Fig 3. Effect of (A) pretreatment time and (B) dose of menthol’s effect in the tail-flick.

(A) Mice pretreated with vehicle or menthol (100 mg/kg, i.p.) and various time points (5, 30, 60 and 120 min) later, they were given nicotine (2.5 mg/kg, s.c.). Mice were then evaluated for antinociception 45 min after nicotine administration. (B) Mice pretreated with vehicle or different doses of menthol (10, 50, 100 or 200 mg/kg, i.p.) and 30 min later, they were given nicotine (2.5 mg/kg, s.c.). Mice were then evaluated for antinociception 45 min after nicotine administration. Each point represents the mean ± SE of 8–12 mice. *p < 0.05 compared with control.

Fig 4. Effects of menthol pretreatment on nicotine-induced antinociception and hypothermia dose-response curves in mice.

Vehicle or menthol (100 mg/kg, ip) was administered 30 min before various doses of nicotine (0.5, 1.5, 2, and 2.5 mg/kg s.c.) and mice were tested in (A) the tail-flick test, (B) the hot-plate test, and (C) hypothermia. Each point represents the mean ± SE of 8–12 mice.

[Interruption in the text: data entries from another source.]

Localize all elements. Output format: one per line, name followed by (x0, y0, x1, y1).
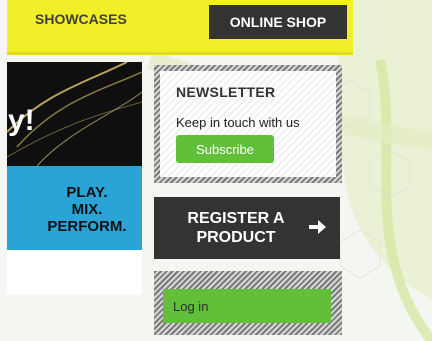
newsletter-title: NEWSLETTER (176, 84, 276, 100)
register-label: REGISTER A PRODUCT (168, 209, 304, 247)
tagline-perform: PERFORM. (47, 218, 127, 235)
login-box: Log in (154, 271, 342, 335)
hero-headline-fragment: y! (8, 104, 35, 137)
hero-tagline: PLAY. MIX. PERFORM. (37, 184, 137, 235)
hero-swirl-graphic: y! (7, 62, 142, 166)
tagline-mix: MIX. (71, 201, 103, 218)
subscribe-button[interactable]: Subscribe (176, 135, 274, 163)
nav-showcases-link[interactable]: SHOWCASES (35, 11, 127, 27)
hero-bottom-panel (7, 250, 142, 295)
newsletter-inner: NEWSLETTER Keep in touch with us Subscri… (160, 71, 336, 177)
tagline-play: PLAY. (66, 184, 108, 201)
newsletter-text: Keep in touch with us (176, 115, 300, 130)
register-label-line-2: PRODUCT (196, 229, 276, 246)
newsletter-box: NEWSLETTER Keep in touch with us Subscri… (154, 65, 342, 183)
top-navigation-bar: SHOWCASES ONLINE SHOP (7, 0, 353, 55)
register-product-button[interactable]: REGISTER A PRODUCT (154, 197, 340, 259)
login-button[interactable]: Log in (163, 289, 331, 323)
register-label-line-1: REGISTER A (187, 210, 285, 227)
nav-online-shop-button[interactable]: ONLINE SHOP (209, 5, 347, 39)
arrow-right-icon (309, 220, 326, 234)
hero-image[interactable]: y! (7, 62, 142, 166)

Fig 5. Effects of menthol on nicotine withdrawal signs. (A) Elevated plus-maze test, (B) Somatic signs and in (C) Hyperalgesia.

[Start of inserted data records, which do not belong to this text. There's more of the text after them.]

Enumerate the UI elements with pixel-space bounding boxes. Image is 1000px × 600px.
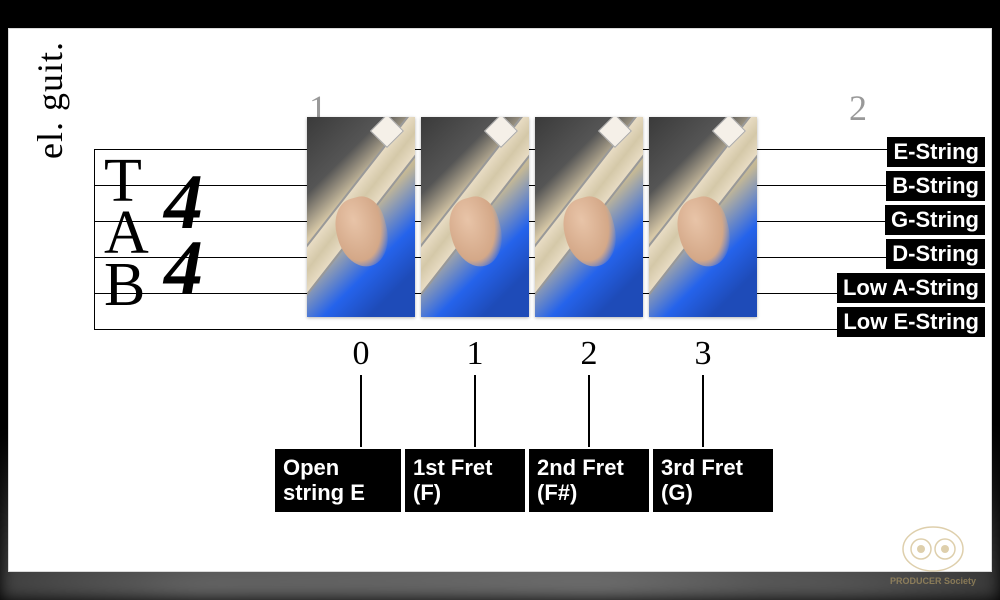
string-label-low-a: Low A-String bbox=[837, 273, 985, 303]
photo-fret-2 bbox=[535, 117, 643, 317]
fret-number: 2 bbox=[535, 335, 643, 373]
watermark-logo: PRODUCER Society bbox=[878, 524, 988, 594]
fret-labels-row: Open string E 1st Fret (F) 2nd Fret (F#)… bbox=[275, 449, 773, 512]
tab-clef: T A B bbox=[104, 155, 149, 311]
string-label-d: D-String bbox=[886, 239, 985, 269]
string-label-b: B-String bbox=[886, 171, 985, 201]
speaker-icon bbox=[878, 524, 988, 574]
fret-label-2: 2nd Fret (F#) bbox=[529, 449, 649, 512]
fret-number: 1 bbox=[421, 335, 529, 373]
bar-number-2: 2 bbox=[849, 87, 867, 129]
time-signature: 4 4 bbox=[164, 169, 197, 301]
tab-letter-b: B bbox=[104, 259, 149, 311]
string-label-g: G-String bbox=[885, 205, 985, 235]
logo-text: PRODUCER Society bbox=[878, 576, 988, 586]
fret-number: 3 bbox=[649, 335, 757, 373]
fret-label-3: 3rd Fret (G) bbox=[653, 449, 773, 512]
fret-numbers-row: 0 1 2 3 bbox=[307, 335, 757, 373]
leader-lines-row bbox=[307, 375, 757, 447]
barline-start bbox=[94, 149, 95, 329]
leader-line bbox=[649, 375, 757, 447]
photo-open-string bbox=[307, 117, 415, 317]
string-label-low-e: Low E-String bbox=[837, 307, 985, 337]
string-labels-column: E-String B-String G-String D-String Low … bbox=[837, 137, 985, 337]
leader-line bbox=[307, 375, 415, 447]
instrument-label: el. guit. bbox=[29, 41, 71, 159]
fret-photos-row bbox=[307, 117, 757, 317]
tab-diagram-card: el. guit. 1 2 T A B 4 4 0 1 2 3 bbox=[8, 28, 992, 572]
time-sig-bottom: 4 bbox=[164, 235, 197, 301]
leader-line bbox=[535, 375, 643, 447]
photo-fret-1 bbox=[421, 117, 529, 317]
staff-line-6 bbox=[94, 329, 964, 330]
fret-label-1: 1st Fret (F) bbox=[405, 449, 525, 512]
fret-label-open: Open string E bbox=[275, 449, 401, 512]
fret-number: 0 bbox=[307, 335, 415, 373]
leader-line bbox=[421, 375, 529, 447]
string-label-high-e: E-String bbox=[887, 137, 985, 167]
photo-fret-3 bbox=[649, 117, 757, 317]
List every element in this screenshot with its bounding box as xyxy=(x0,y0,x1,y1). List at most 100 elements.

Withdrawal from nicotine induced a: A) no significant change in anxiety- related behavior, B) significant increase in somatic signs, and C) a significant decrease in hot plate latency. Compared to vehicle, pretreatment with menthol (100 mg/kg, i.p. for 7 days) A) significantly increased expression of anxiety-related behavior; B) a further increase in somatic signs, and C) a decrease in hot plate latency in mice. Each point represents the mean ± S.E.M. of 6–8 mice per group. *P < 0.05 compared with control MP/Saline/Vehicle group. #P < 0.05 compared with MP/Nicotine/ Vehicle group. MP = minipump; Nic = nicotine; Sal = saline; Veh = vehicle.

Fig 6. Menthol mediated changes in nAChR expression in the brain.

Western Blot detection of α4 and β2 nAChR subunits in membrane fractions of treated mice. Representative immunoblots showing the expression of α4 and β2 nAChR subunit bands in (A) Hippocampus, (B) Striatum, (C) Prefrontal Cortex, and (D) all three regions when expressed relative to nicotine treatment alone. GAPDH was used as a loading control and a normalizing factor for protein loading across lanes. Histograms show average values of optical density (OD) measurements of the immunoreactive bands relative to the vehicle lane (n = 6 mice per group; and all samples were run in triplicates). Student’s test *p < 0.05, **p < 0.01.